[논문 Summary] InstructPix2Pix (2023 CVPR) "InstructPix2Pix: Learning to Follow Image Editing Instructions"

논문 정보

Citation : 2023.05.01 월요일 기준 34회

저자

Tim Brooks, Aleksander Holynski, Alexei A. Efros - University of California, Berkeley

논문 링크

Official

Arxiv

https://arxiv.org/abs/2211.09800

InstructPix2Pix: Learning to Follow Image Editing Instructions

We propose a method for editing images from human instructions: given an input image and a written instruction that tells the model what to do, our model follows these instructions to edit the image. To obtain training data for this problem, we combine the

arxiv.org

논문 Summary

Abstract

https://instruct-pix2pix.timothybrooks.com/instruct-pix2pix.mp4

0. 설명 시작 전 Overview

language model(GPT-3)과 text-to-image model(Stable Diffusion) 두 pretrained model을 결합하여 훈련 데이터를 구성하고 conditional diffusion model인 InstructPix2Pix를 통해 생성된 데이터로 훈련시킨다. 실제 이미지들과 user-written 지시들을 inference time동안 일반화시켜 사용한다.

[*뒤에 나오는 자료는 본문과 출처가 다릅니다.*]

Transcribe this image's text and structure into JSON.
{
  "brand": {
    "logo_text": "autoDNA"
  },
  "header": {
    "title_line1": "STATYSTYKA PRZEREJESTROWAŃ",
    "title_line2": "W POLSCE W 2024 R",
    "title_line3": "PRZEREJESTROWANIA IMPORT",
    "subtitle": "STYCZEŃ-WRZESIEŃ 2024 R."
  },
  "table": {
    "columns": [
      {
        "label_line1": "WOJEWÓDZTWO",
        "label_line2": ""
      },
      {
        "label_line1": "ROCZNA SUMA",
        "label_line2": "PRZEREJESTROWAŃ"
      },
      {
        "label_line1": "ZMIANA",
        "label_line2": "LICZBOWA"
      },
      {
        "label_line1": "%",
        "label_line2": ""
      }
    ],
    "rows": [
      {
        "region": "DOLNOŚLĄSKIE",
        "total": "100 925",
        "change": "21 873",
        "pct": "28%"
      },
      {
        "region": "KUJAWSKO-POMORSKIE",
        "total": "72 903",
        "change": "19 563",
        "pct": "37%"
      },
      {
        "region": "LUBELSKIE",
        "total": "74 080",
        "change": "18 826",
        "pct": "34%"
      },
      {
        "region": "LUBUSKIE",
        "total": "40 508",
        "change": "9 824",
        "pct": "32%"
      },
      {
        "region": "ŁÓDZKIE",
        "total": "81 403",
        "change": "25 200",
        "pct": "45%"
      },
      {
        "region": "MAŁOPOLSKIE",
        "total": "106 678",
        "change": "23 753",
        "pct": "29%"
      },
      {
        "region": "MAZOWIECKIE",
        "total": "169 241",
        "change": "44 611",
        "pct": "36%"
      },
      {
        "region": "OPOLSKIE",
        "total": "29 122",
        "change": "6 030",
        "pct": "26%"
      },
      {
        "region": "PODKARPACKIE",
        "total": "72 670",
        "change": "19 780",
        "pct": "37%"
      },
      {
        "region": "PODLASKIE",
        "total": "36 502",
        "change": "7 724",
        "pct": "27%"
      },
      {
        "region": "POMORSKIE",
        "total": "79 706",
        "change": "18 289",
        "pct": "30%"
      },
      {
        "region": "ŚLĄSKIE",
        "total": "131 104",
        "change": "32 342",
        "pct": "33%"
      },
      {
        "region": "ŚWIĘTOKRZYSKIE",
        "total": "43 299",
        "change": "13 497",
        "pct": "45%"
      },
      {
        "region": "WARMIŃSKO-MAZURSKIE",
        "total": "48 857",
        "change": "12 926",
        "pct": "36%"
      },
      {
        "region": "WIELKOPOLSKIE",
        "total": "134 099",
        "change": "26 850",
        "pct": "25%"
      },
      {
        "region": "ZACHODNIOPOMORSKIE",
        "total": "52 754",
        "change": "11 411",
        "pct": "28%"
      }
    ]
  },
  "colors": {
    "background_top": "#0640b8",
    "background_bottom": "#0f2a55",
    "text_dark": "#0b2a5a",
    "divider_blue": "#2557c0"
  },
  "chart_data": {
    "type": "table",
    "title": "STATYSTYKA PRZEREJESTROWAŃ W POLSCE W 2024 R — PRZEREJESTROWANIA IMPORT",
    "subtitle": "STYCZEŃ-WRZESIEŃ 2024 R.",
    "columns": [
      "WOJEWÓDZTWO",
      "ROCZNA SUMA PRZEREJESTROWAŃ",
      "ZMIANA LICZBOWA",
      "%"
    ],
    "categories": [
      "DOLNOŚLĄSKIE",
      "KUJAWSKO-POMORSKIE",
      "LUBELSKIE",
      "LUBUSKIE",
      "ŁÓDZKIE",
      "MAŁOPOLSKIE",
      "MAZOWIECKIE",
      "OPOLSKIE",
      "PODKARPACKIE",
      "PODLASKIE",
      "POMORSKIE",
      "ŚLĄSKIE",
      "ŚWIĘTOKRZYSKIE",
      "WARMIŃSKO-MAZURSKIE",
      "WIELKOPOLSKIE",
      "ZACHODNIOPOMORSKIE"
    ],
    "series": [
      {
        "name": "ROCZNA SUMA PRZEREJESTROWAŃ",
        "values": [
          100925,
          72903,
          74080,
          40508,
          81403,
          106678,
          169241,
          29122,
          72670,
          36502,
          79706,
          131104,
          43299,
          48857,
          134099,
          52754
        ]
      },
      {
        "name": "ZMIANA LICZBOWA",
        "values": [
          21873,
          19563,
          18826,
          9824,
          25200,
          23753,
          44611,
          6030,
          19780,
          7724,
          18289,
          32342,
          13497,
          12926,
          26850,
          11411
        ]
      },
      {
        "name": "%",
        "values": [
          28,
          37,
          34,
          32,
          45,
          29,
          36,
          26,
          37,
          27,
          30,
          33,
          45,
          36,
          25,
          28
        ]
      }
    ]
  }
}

추가적인 별도의 fine-tuning이나 inversion을 요구하지 않음. 빠름.

1. Introduction

Image editing을 위해 human-written instruction을 따르는 generative model을 훈련시키기 위한 방법을 제안

paired training data를 위해 language model(GPT-3)과 text-to-image model(Stable Diffusion) 두 pretrained model을 결합하여 생성.

생성된 paired data를 사용하여 conditional diffusion model에서 훈련함.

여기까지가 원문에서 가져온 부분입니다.